James Johnson Battersby (1875–1949) was a British hat manufacturer. He was one of seven brothers, a number of whom worked in the family firm of Battersby Hats which at one time was one of the largest hat manufacturers in Britain. In 1915, he was the last survivor to be rescued after the RMS Lusitania was hit by a German torpedo and sunk. His son was the British fascist James Larratt Battersby.

==Early life==
James Johnson Battersby was born in 1875, the son of hat manufacturer William John Battersby (1839–1915) and his wife Mary. According to the 1881 census, James was one of seven brothers. He had a sister Mary. The family home was at Offerton Lane, Strathclyde, Stockport.

==Career==
Battersby joined the family hat making business like most of his siblings. The 1901 British census shows five Battersby brothers, Charles, James, Walter, Earnest and Edgar, along with their father William, all working in the business.

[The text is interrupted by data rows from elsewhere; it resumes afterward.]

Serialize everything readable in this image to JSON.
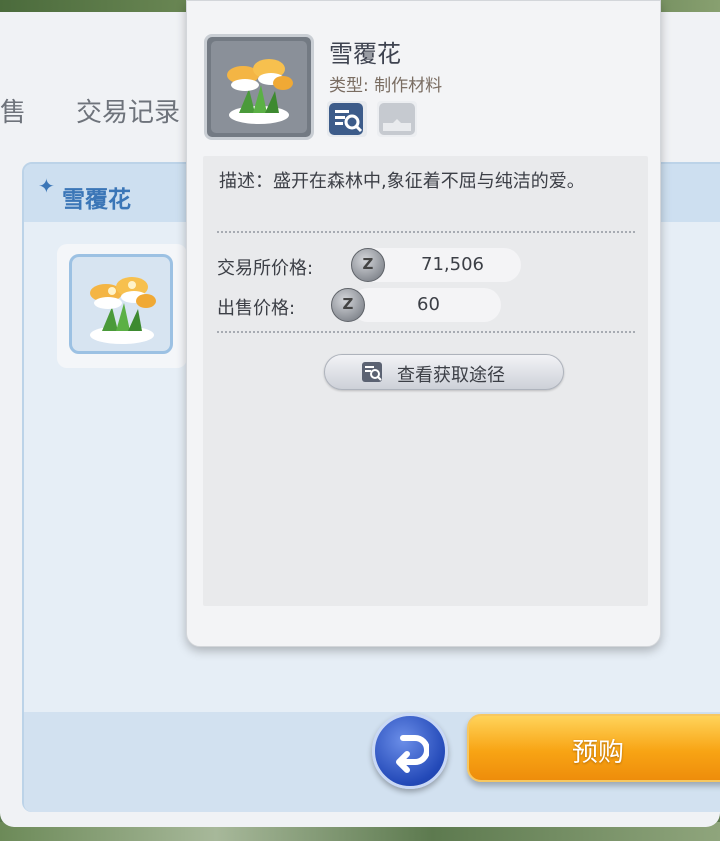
{
  "tabs": {
    "sell": "售",
    "records": "交易记录"
  },
  "item_panel": {
    "title": "雪覆花",
    "sparkle": "✦"
  },
  "tooltip": {
    "name": "雪覆花",
    "type_label": "类型:",
    "type_value": "制作材料",
    "description": "描述：盛开在森林中,象征着不屈与纯洁的爱。",
    "exchange_price_label": "交易所价格:",
    "exchange_price_value": "71,506",
    "sell_price_label": "出售价格:",
    "sell_price_value": "60",
    "coin_symbol": "Z",
    "acquire_button_label": "查看获取途径"
  },
  "buttons": {
    "preorder_label": "预购"
  },
  "colors": {
    "accent_blue": "#3b76b7",
    "preorder_orange": "#f8a414",
    "back_blue": "#2349b8"
  }
}
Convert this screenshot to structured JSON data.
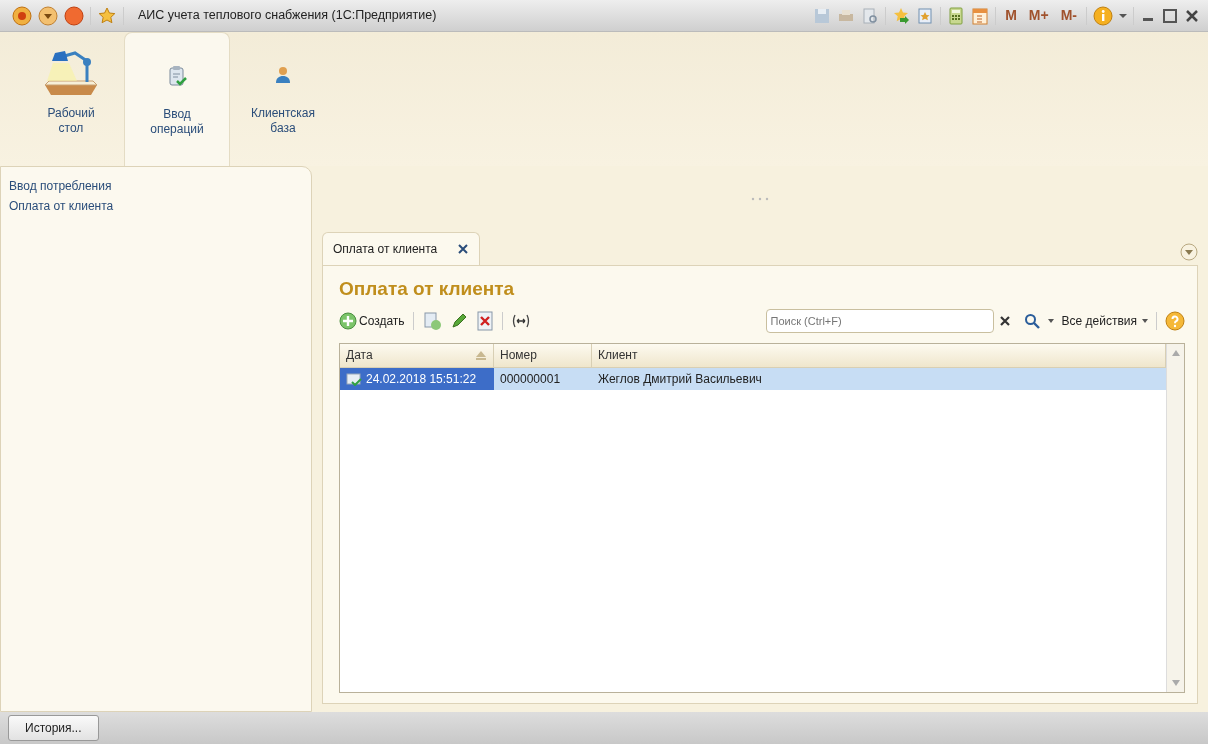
{
  "window": {
    "title": "АИС учета теплового снабжения  (1С:Предприятие)"
  },
  "memory_buttons": [
    "M",
    "M+",
    "M-"
  ],
  "sections": [
    {
      "lines": [
        "Рабочий",
        "стол"
      ],
      "selected": false
    },
    {
      "lines": [
        "Ввод",
        "операций"
      ],
      "selected": true
    },
    {
      "lines": [
        "Клиентская",
        "база"
      ],
      "selected": false
    }
  ],
  "nav_links": [
    "Ввод потребления",
    "Оплата от клиента"
  ],
  "open_tabs": [
    {
      "label": "Оплата от клиента",
      "selected": true
    }
  ],
  "form": {
    "title": "Оплата от клиента",
    "create_label": "Создать",
    "search": {
      "placeholder": "Поиск (Ctrl+F)"
    },
    "all_actions": "Все действия"
  },
  "table": {
    "columns": [
      {
        "label": "Дата",
        "sorted": true
      },
      {
        "label": "Номер",
        "sorted": false
      },
      {
        "label": "Клиент",
        "sorted": false
      }
    ],
    "rows": [
      {
        "cells": [
          "24.02.2018 15:51:22",
          "000000001",
          "Жеглов Дмитрий Васильевич"
        ],
        "selected": true
      }
    ]
  },
  "status_bar": {
    "history_button": "История..."
  }
}
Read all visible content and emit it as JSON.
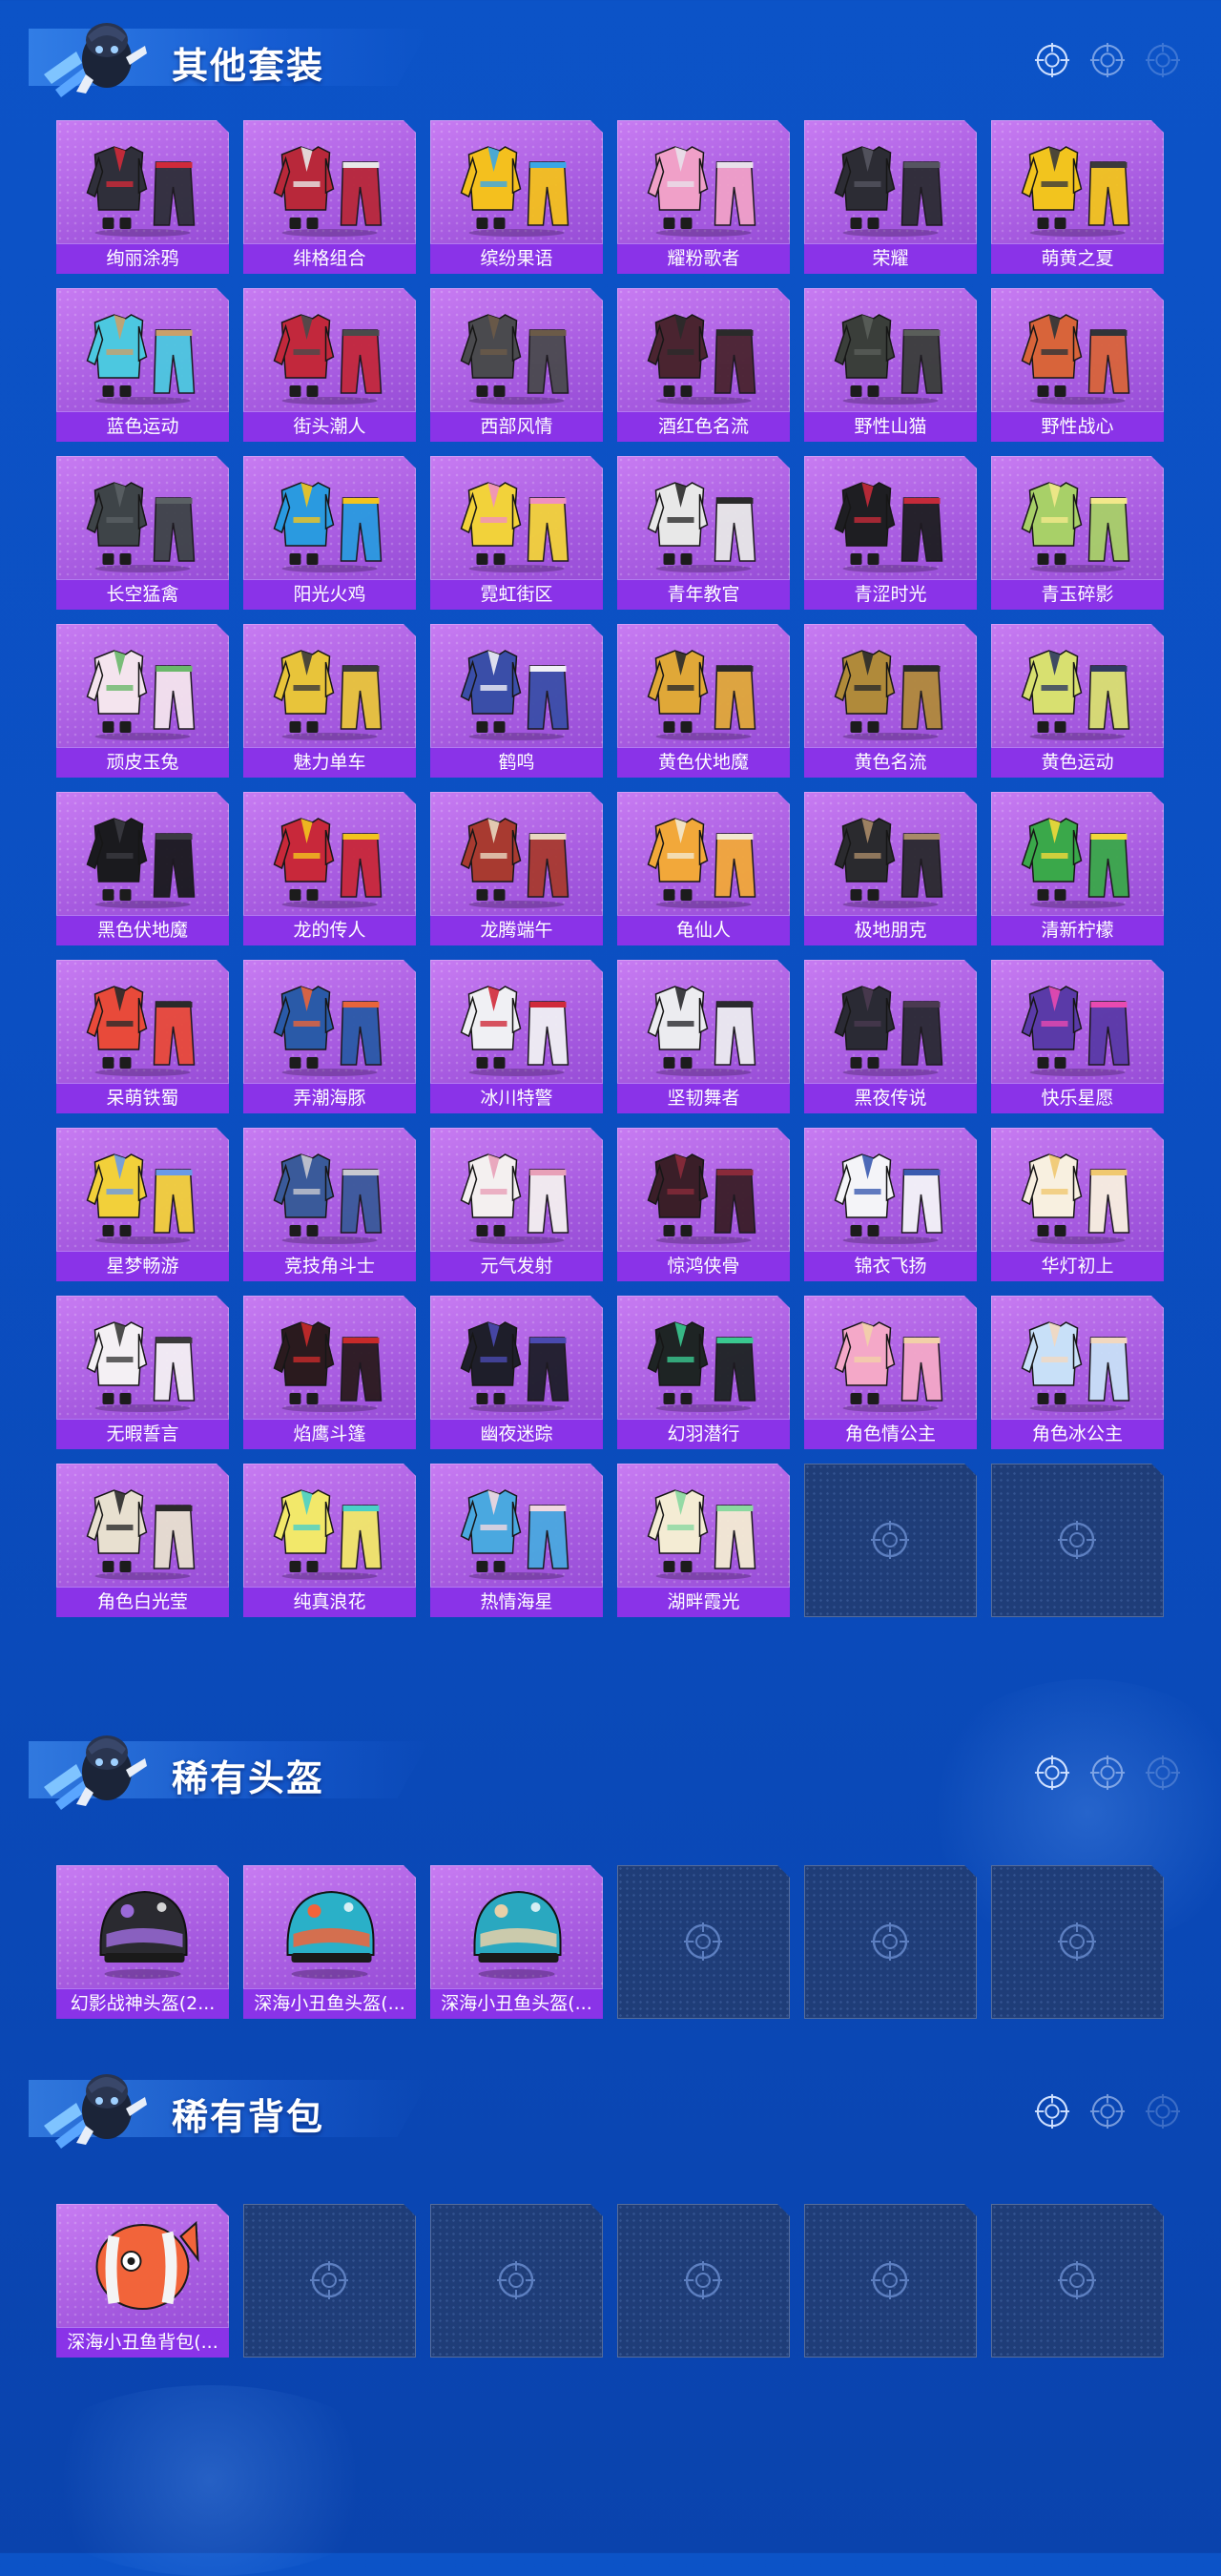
{
  "sections": [
    {
      "title": "其他套装",
      "items": [
        {
          "label": "绚丽涂鸦",
          "color": "#2f2f3a",
          "accent": "#d02a3a"
        },
        {
          "label": "绯格组合",
          "color": "#b8283a",
          "accent": "#e8e8e8"
        },
        {
          "label": "缤纷果语",
          "color": "#f4c01e",
          "accent": "#3aa6e6"
        },
        {
          "label": "耀粉歌者",
          "color": "#f0a0c8",
          "accent": "#e8e0ea"
        },
        {
          "label": "荣耀",
          "color": "#2c2c34",
          "accent": "#555560"
        },
        {
          "label": "萌黄之夏",
          "color": "#f2c41e",
          "accent": "#3a3a3a"
        },
        {
          "label": "蓝色运动",
          "color": "#4cc8e0",
          "accent": "#c9a06a"
        },
        {
          "label": "街头潮人",
          "color": "#c2283c",
          "accent": "#4a4a4a"
        },
        {
          "label": "西部风情",
          "color": "#4a4a4e",
          "accent": "#6b5a48"
        },
        {
          "label": "酒红色名流",
          "color": "#4a2430",
          "accent": "#2a2a2a"
        },
        {
          "label": "野性山猫",
          "color": "#3a3e3a",
          "accent": "#5a5e5a"
        },
        {
          "label": "野性战心",
          "color": "#d8643a",
          "accent": "#2f3438"
        },
        {
          "label": "长空猛禽",
          "color": "#3e4448",
          "accent": "#5a6064"
        },
        {
          "label": "阳光火鸡",
          "color": "#2a9ae0",
          "accent": "#f2c41e"
        },
        {
          "label": "霓虹街区",
          "color": "#f2d23a",
          "accent": "#f090c0"
        },
        {
          "label": "青年教官",
          "color": "#e8e8e8",
          "accent": "#2a2a2a"
        },
        {
          "label": "青涩时光",
          "color": "#1e1e22",
          "accent": "#c42a3a"
        },
        {
          "label": "青玉碎影",
          "color": "#a8d068",
          "accent": "#f2e88a"
        },
        {
          "label": "顽皮玉兔",
          "color": "#f4e4ee",
          "accent": "#6ab86a"
        },
        {
          "label": "魅力单车",
          "color": "#e8c43a",
          "accent": "#3a3a3a"
        },
        {
          "label": "鹤鸣",
          "color": "#3a4ea8",
          "accent": "#f0f0f6"
        },
        {
          "label": "黄色伏地魔",
          "color": "#e0a838",
          "accent": "#2a2a2a"
        },
        {
          "label": "黄色名流",
          "color": "#b08a3a",
          "accent": "#2a2a2a"
        },
        {
          "label": "黄色运动",
          "color": "#d8e070",
          "accent": "#2f3a60"
        },
        {
          "label": "黑色伏地魔",
          "color": "#1a1a1e",
          "accent": "#3a3a40"
        },
        {
          "label": "龙的传人",
          "color": "#c8283a",
          "accent": "#f2c41e"
        },
        {
          "label": "龙腾端午",
          "color": "#a83a30",
          "accent": "#e8d8c0"
        },
        {
          "label": "龟仙人",
          "color": "#f2a83a",
          "accent": "#f2e8d0"
        },
        {
          "label": "极地朋克",
          "color": "#2a2a2e",
          "accent": "#a88a68"
        },
        {
          "label": "清新柠檬",
          "color": "#3aa84a",
          "accent": "#f2d83a"
        },
        {
          "label": "呆萌铁蜀",
          "color": "#e84a3a",
          "accent": "#2a2a2a"
        },
        {
          "label": "弄潮海豚",
          "color": "#2a5aa8",
          "accent": "#e8643a"
        },
        {
          "label": "冰川特警",
          "color": "#f0f0f4",
          "accent": "#d02a3a"
        },
        {
          "label": "坚韧舞者",
          "color": "#ececf0",
          "accent": "#2a2a2e"
        },
        {
          "label": "黑夜传说",
          "color": "#2a2a34",
          "accent": "#4a3a50"
        },
        {
          "label": "快乐星愿",
          "color": "#5a3aa8",
          "accent": "#e84ab0"
        },
        {
          "label": "星梦畅游",
          "color": "#f2d03a",
          "accent": "#6a9ae8"
        },
        {
          "label": "竞技角斗士",
          "color": "#3a5a9a",
          "accent": "#c8c8d0"
        },
        {
          "label": "元气发射",
          "color": "#f4f0f0",
          "accent": "#e8a0b8"
        },
        {
          "label": "惊鸿侠骨",
          "color": "#3a1e28",
          "accent": "#8a2a3a"
        },
        {
          "label": "锦衣飞扬",
          "color": "#f4f4f8",
          "accent": "#3a5ab0"
        },
        {
          "label": "华灯初上",
          "color": "#f8f0e0",
          "accent": "#f0c870"
        },
        {
          "label": "无暇誓言",
          "color": "#f4f0f4",
          "accent": "#3a3a3a"
        },
        {
          "label": "焰鹰斗篷",
          "color": "#2a1a1e",
          "accent": "#c82a2a"
        },
        {
          "label": "幽夜迷踪",
          "color": "#1e1e2a",
          "accent": "#4a4ab0"
        },
        {
          "label": "幻羽潜行",
          "color": "#1e2424",
          "accent": "#3ac890"
        },
        {
          "label": "角色情公主",
          "color": "#f4a8c8",
          "accent": "#f2d0a8"
        },
        {
          "label": "角色冰公主",
          "color": "#c8e0f8",
          "accent": "#f2d8c0"
        },
        {
          "label": "角色白光莹",
          "color": "#e8e0d0",
          "accent": "#2a2a2a"
        },
        {
          "label": "纯真浪花",
          "color": "#f2e86a",
          "accent": "#4ad0c8"
        },
        {
          "label": "热情海星",
          "color": "#4aa8e0",
          "accent": "#f2d8e0"
        },
        {
          "label": "湖畔霞光",
          "color": "#f4ecd4",
          "accent": "#8ad8a0"
        },
        {
          "empty": true
        },
        {
          "empty": true
        }
      ]
    },
    {
      "title": "稀有头盔",
      "items": [
        {
          "label": "幻影战神头盔(2...",
          "color": "#2a2a30",
          "accent": "#9a6ad8",
          "kind": "helmet"
        },
        {
          "label": "深海小丑鱼头盔(...",
          "color": "#2ab0c8",
          "accent": "#f2643a",
          "kind": "helmet"
        },
        {
          "label": "深海小丑鱼头盔(...",
          "color": "#2aa8c0",
          "accent": "#e8d0a8",
          "kind": "helmet"
        },
        {
          "empty": true
        },
        {
          "empty": true
        },
        {
          "empty": true
        }
      ]
    },
    {
      "title": "稀有背包",
      "items": [
        {
          "label": "深海小丑鱼背包(...",
          "color": "#f2643a",
          "accent": "#f4f4f4",
          "kind": "backpack"
        },
        {
          "empty": true
        },
        {
          "empty": true
        },
        {
          "empty": true
        },
        {
          "empty": true
        },
        {
          "empty": true
        }
      ]
    }
  ]
}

His sister Edith did not work and the family were able to employ two servants. At one time the firm was one of the largest hat manufacturers in Britain with an international trade. For an Australian court case of 1935, Battersby sent evidence that his company had the capacity to produce 12,000 hats per week.

==Personal life==
In 1905, Battersby married Annie Larratt Nidd (1876–1970). They had two children, a daughter Edith Mary Battersby (1910–?) and a son James Larratt Battersby (1907–1955), however, the 1911 census shows Battersby living on his own 14 Clifton Road, Stockport, apart from two servants, possibly because his family were not there on census night. James junior was a British fascist and pacifist who came to believe that Adolf Hitler was Christ returned, and wrote Aryan testament: The holy book and testament of Adolf Hitler (1951). He committed suicide in 1955 by jumping into the Mersey Ferry's paddles, causing his death by decapitation.

In 1915, Battersby was travelling as a first class passenger on the RMS Lusitania when the ship was sunk by a torpedo fired from a German U-boat. He was the last survivor to be rescued from the ship.

==Death==
Battersby died on 14 April 1949. At the time of his death, his address was Dinglewood, Bramhall Park, Cheadle Hulme, Cheshire (now Greater Manchester).